Thursday 12 January 2017

Nigeria - No love affair between Nigeria and Aid agencies!

We might be seeing an acrimonious relationship develop between the Nigerian government and Aid agencies. There seems to be a gap between the activities of Aid agencies and that of the agenda of the Northeastern Nigerian states that these agencies are operating in. One of the state governors,  Kashim Shettima,  was quoted saying "We hardly know what the UN agencies are doing. We only see them in some white flashy bullet-proof jeeps; apart from that, we hardly see their visible impacts."
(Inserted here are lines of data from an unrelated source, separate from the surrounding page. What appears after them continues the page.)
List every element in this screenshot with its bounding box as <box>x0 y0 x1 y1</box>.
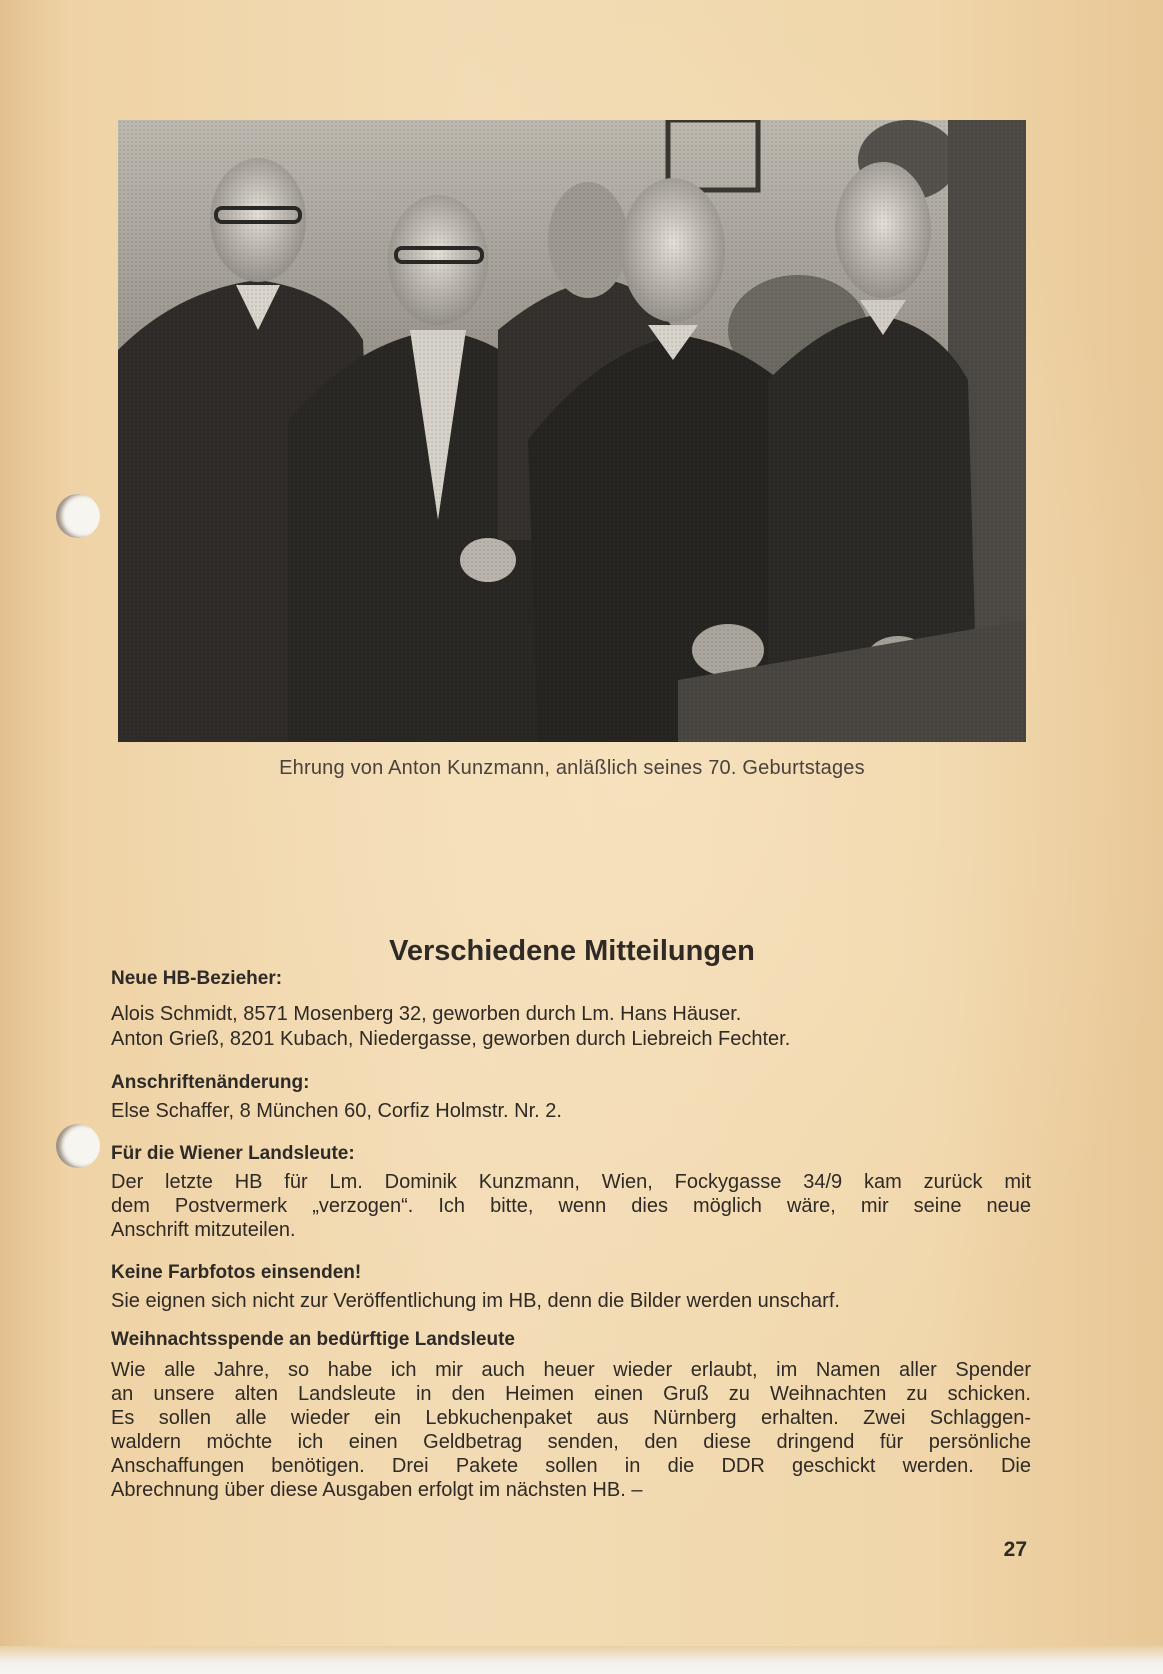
text-line: dem Postvermerk „verzogen“. Ich bitte, wenn dies möglich wäre, mir seine neue <box>111 1195 1031 1217</box>
punch-hole <box>56 1124 100 1168</box>
section-title-neue-hb-bezieher: Neue HB-Bezieher: <box>111 968 283 989</box>
photo-caption: Ehrung von Anton Kunzmann, anläßlich seines 70. Geburtstages <box>279 757 865 779</box>
text-line: Es sollen alle wieder ein Lebkuchenpaket aus Nürnberg erhalten. Zwei Schlaggen- <box>111 1407 1031 1429</box>
section-title-keine-farbfotos: Keine Farbfotos einsenden! <box>111 1262 362 1283</box>
text-line: waldern möchte ich einen Geldbetrag senden, den diese dringend für persönliche <box>111 1431 1031 1453</box>
group-photo <box>118 120 1026 742</box>
text-line: Else Schaffer, 8 München 60, Corfiz Holmstr. Nr. 2. <box>111 1100 562 1122</box>
page-number: 27 <box>1003 1538 1027 1561</box>
page-title: Verschiedene Mitteilungen <box>389 935 755 967</box>
text-line: an unsere alten Landsleute in den Heimen einen Gruß zu Weihnachten zu schicken. <box>111 1383 1031 1405</box>
text-line: Anschaffungen benötigen. Drei Pakete sollen in die DDR geschickt werden. Die <box>111 1455 1031 1477</box>
text-line: Abrechnung über diese Ausgaben erfolgt im nächsten HB. – <box>111 1479 643 1501</box>
group-photo-icon <box>118 120 1026 742</box>
text-line: Sie eignen sich nicht zur Veröffentlichung im HB, denn die Bilder werden unscharf. <box>111 1290 840 1312</box>
section-title-anschriftenaenderung: Anschriftenänderung: <box>111 1072 310 1093</box>
text-line: Wie alle Jahre, so habe ich mir auch heuer wieder erlaubt, im Namen aller Spender <box>111 1359 1031 1381</box>
punch-hole <box>56 494 100 538</box>
section-title-wiener-landsleute: Für die Wiener Landsleute: <box>111 1143 355 1164</box>
section-title-weihnachtsspende: Weihnachtsspende an bedürftige Landsleute <box>111 1329 515 1350</box>
text-line: Alois Schmidt, 8571 Mosenberg 32, geworben durch Lm. Hans Häuser. <box>111 1003 742 1025</box>
page-edge <box>0 1646 1163 1674</box>
text-line: Anton Grieß, 8201 Kubach, Niedergasse, geworben durch Liebreich Fechter. <box>111 1028 791 1050</box>
text-line: Der letzte HB für Lm. Dominik Kunzmann, Wien, Fockygasse 34/9 kam zurück mit <box>111 1171 1031 1193</box>
text-line: Anschrift mitzuteilen. <box>111 1219 296 1241</box>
The governor also stated that most aid groups operating in Nigeria's north-east were wasting funds meant to help victims of the Islamist Boko Haram insurgency and only eight of 126 registered agencies in Borno state were there to genuinely help, said.

The governor accused some agencies of concentrating too much on the camps for those displaced by the conflict.

The Nigeria's Premium Times newspaper quoted the governor stating that "We are in the post-conflict phase of insurgency era where we are concentrating on recovery, reconstruction and rehabilitation. But the foreign NGOs have near fixation on the IDP camps,".

Last month, Nigeria's President Muhammdu Buhari accused the UN and aid agencies of deliberately exaggerating the humanitarian crisis and whipping up "a non-existent fear of mass starvation" to get more funds.

Last month, the UN launched a $1bn (£825,000) appeal for those facing hunger and starvation in the region.

Governor Shettima even called for those agencies only there to profit "from the agony of our people" to leave.

The trouble is that the aid agencies often have their own agendas which sometimes, is totally tangent from that of the countries that they go to 'help'.